13-14 April ’08: NO DAL MOLIN ELECTED TO CITY COUNCIL Cinzia Bottene of the municipal list Vicenza Libera No Dal Molin is elected to City Council. On April 28, center-left candidate Achille Variati, who ran on a platform opposing the base, is elected mayor in this stronghold of the right. The Mayor promised a vote in City Council on the issue of Dal Molin as well as a local referendum allowing the people to finally express themselves on the base.
20 June ’08: COURT RULES TO SUSPEND WORK The administrative court of the Veneto region rules to suspend all work on the base, citing failure to consult the local population and lack of a proper environmental impact assessment.
29 July ’08: COURT DECISION OVERTURNED Italy’s highest administrative court overturns the lower court ruling, summarily dismissing the case in record time for Italy’s sluggish judicial system.
3-14 September ’08: 2ND NO DAL MOLIN FESTIVAL The 10-day campout returns, with participation by Nobel Laureate Dario Fo and direct non-violent actions resulting in police brutality and the first arrests.
15-17 September ’08: EUROPEAN PARLIAMENT A delegation of women from Vicenza speak at European Parliament and request poll observers for the upcoming referendum in light of the campaign against it mounted by the Italian government. Special Commissioner Paolo Costa called it "anti-democratic" and Prime Minister Berlusconi went so far as to write a letter to Mayor Variati calling the referendum "seriously inopportune."

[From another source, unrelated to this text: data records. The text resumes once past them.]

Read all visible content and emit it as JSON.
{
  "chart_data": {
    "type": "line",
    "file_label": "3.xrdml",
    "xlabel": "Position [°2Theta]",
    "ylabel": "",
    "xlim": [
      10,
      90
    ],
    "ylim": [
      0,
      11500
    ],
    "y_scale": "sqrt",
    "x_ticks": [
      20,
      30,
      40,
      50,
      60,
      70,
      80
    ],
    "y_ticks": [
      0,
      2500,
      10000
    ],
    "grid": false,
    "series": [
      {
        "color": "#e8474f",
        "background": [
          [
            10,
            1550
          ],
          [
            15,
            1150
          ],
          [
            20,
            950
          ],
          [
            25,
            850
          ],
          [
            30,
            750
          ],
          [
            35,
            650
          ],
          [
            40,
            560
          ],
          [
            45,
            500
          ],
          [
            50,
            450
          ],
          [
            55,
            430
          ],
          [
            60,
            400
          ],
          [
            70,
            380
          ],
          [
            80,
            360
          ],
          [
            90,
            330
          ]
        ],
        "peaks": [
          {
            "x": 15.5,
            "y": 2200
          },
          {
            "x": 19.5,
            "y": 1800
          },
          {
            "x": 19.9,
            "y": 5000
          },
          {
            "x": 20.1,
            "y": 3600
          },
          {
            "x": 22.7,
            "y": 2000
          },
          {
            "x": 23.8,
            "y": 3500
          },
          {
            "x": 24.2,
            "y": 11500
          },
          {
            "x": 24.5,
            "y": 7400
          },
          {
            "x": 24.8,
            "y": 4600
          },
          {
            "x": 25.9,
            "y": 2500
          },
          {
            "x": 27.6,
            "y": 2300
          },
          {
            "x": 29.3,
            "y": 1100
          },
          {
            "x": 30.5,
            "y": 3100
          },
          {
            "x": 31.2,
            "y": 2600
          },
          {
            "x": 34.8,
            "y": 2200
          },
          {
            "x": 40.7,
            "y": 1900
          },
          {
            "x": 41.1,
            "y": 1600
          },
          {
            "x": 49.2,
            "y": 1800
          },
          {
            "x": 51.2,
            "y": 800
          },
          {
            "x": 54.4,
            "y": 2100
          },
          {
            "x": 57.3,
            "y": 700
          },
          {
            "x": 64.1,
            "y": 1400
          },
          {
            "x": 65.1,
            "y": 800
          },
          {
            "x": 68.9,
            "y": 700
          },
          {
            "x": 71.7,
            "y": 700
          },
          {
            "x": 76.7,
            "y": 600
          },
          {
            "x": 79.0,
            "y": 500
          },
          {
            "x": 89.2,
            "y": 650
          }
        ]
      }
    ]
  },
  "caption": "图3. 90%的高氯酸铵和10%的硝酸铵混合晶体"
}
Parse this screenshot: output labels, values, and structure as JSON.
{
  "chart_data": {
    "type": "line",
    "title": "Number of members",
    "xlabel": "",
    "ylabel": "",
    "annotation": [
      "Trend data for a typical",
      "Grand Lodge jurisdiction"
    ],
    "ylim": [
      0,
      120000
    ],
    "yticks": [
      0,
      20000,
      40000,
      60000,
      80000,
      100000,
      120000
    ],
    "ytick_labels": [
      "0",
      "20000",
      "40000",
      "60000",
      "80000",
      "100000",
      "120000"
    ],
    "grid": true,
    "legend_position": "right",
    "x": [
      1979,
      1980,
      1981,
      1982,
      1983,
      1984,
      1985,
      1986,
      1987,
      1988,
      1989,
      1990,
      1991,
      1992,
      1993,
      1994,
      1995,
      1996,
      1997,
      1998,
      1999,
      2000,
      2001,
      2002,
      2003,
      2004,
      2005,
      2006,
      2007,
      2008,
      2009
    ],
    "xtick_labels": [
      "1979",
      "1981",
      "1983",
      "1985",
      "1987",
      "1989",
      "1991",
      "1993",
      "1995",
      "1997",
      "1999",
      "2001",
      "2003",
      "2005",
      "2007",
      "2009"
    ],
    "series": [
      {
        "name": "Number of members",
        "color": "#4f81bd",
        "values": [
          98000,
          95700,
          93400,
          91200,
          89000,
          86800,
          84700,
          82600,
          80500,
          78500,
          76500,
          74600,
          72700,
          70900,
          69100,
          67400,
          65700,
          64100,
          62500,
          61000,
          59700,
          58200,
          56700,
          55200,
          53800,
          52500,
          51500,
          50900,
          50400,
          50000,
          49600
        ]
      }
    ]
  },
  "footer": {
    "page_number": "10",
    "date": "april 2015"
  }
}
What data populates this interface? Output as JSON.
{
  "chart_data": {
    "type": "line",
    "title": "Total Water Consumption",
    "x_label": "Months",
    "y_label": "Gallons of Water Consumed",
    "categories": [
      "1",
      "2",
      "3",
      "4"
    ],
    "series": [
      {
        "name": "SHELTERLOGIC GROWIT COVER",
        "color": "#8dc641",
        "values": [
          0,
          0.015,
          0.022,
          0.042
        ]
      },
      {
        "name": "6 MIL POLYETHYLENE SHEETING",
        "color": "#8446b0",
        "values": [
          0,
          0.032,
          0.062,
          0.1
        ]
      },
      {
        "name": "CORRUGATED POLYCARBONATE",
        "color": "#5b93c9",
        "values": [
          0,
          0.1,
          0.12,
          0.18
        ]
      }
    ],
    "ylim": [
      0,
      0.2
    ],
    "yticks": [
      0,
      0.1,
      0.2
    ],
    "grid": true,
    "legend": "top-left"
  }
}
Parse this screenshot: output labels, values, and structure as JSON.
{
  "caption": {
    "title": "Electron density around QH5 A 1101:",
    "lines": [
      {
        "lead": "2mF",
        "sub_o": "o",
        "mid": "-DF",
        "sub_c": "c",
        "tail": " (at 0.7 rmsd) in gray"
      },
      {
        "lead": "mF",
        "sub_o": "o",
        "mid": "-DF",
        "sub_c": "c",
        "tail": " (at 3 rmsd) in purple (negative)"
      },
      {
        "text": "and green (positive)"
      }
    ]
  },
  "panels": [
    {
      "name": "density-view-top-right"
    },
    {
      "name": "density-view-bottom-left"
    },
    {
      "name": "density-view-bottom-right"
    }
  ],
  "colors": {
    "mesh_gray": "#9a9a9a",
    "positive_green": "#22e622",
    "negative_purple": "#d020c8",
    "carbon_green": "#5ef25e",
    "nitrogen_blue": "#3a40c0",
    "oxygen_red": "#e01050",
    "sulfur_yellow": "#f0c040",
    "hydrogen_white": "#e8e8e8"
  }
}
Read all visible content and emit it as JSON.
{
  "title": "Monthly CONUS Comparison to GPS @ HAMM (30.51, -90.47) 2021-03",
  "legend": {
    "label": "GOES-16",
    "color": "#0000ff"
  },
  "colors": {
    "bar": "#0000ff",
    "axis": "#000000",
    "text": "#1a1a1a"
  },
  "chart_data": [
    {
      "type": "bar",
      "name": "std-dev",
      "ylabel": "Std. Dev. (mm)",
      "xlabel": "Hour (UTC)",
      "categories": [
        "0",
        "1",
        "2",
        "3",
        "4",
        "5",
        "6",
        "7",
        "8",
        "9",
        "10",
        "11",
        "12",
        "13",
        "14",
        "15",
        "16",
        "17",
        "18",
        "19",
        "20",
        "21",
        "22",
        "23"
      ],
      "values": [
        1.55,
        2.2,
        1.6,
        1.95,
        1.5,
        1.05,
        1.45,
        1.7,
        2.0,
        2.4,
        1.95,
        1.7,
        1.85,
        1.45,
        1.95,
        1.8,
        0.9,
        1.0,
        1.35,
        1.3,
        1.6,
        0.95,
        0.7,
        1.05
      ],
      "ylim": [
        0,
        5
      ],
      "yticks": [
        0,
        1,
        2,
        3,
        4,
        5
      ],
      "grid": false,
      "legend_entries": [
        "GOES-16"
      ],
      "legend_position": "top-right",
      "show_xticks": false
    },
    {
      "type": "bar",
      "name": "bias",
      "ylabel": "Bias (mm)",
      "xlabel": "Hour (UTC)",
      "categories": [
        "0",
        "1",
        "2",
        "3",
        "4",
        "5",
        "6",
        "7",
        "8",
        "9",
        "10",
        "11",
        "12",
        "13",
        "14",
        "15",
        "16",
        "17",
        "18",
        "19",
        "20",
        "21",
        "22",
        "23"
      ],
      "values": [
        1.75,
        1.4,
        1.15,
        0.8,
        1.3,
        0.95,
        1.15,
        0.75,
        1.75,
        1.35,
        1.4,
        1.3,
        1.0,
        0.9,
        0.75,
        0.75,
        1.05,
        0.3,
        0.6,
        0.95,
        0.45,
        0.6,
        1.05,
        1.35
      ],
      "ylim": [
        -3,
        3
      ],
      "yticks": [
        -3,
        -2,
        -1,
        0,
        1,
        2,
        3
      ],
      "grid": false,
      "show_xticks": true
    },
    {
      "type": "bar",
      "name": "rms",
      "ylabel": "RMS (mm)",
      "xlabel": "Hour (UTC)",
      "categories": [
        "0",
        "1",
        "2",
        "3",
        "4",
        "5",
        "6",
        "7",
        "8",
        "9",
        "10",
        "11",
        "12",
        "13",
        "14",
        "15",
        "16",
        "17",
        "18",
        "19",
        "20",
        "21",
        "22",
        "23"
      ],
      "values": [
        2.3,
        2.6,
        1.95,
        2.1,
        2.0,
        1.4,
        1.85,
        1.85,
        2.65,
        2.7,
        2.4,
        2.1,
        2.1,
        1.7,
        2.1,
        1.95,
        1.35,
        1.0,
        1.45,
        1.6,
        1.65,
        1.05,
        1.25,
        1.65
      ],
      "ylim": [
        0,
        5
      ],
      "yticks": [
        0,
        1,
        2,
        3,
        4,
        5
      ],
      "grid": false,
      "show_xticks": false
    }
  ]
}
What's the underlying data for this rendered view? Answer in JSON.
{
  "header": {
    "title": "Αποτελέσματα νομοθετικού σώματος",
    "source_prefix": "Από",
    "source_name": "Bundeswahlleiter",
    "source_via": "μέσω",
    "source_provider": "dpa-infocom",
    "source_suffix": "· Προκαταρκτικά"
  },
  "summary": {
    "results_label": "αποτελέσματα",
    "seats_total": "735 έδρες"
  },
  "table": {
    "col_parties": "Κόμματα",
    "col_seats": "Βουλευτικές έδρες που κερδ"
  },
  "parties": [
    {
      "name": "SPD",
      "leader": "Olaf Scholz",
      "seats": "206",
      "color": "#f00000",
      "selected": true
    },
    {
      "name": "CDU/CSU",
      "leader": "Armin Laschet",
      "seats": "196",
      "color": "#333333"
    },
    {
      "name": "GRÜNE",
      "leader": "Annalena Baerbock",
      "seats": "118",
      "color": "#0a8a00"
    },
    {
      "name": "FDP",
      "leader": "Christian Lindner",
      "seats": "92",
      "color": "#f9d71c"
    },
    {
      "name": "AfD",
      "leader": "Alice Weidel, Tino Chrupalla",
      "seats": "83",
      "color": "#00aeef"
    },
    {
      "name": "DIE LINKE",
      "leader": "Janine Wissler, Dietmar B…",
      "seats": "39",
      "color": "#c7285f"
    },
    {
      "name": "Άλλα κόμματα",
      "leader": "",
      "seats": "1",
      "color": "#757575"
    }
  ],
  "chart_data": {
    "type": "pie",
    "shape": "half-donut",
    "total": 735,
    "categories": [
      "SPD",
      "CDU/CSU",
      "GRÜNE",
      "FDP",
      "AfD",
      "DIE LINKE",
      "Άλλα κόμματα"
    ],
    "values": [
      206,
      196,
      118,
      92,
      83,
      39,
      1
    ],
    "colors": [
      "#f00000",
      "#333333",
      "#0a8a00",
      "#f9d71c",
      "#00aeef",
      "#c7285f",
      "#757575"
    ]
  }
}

5 October ’08: REFERENDUM DAY The local referendum, initially voted and called by City Council, was suspended by the Italian courts just 4 days prior. With the Mayor’s support, a volunteer-run referendum was held – outside the polling places but with strict adherence to the rules. Close to 25,000 participate with 95% voting against the new base.
20 November ’08: POSTCARDS FOR OBAMA Citizens of Vicenza send 30,000 postcards to President-elect Obama. “Stop 2nd US Base? Yes, You Can!”
31 January ’09: DAL MOLIN OCCUPIED Hundreds occupy the Dal Molin Airport for 4 days resulting in two wins: office space to conduct an “unofficial” environmental impact assessment, which the Italian government is refusing to carry out, and talks to create a Peace Park in the former airport.
10 February ’09: CONSTRUCTION BLOCKED Activists attempting to block trucks entering the base are met with an unprecedented police presence. Reorganizing, they block one of the construction companies for over an hour. 18 activists are arrested.
20 February ’09: FINAL PROJECT APPROVED US and Italian officials announce the approval of the final project for the base; no environmental impact assessment will be conducted.
February ’09 - ??: MOBILIZATIONS CONTINUE The activists of the Presidio permanente No Dal Molin pledge to continue the protests as long as it takes.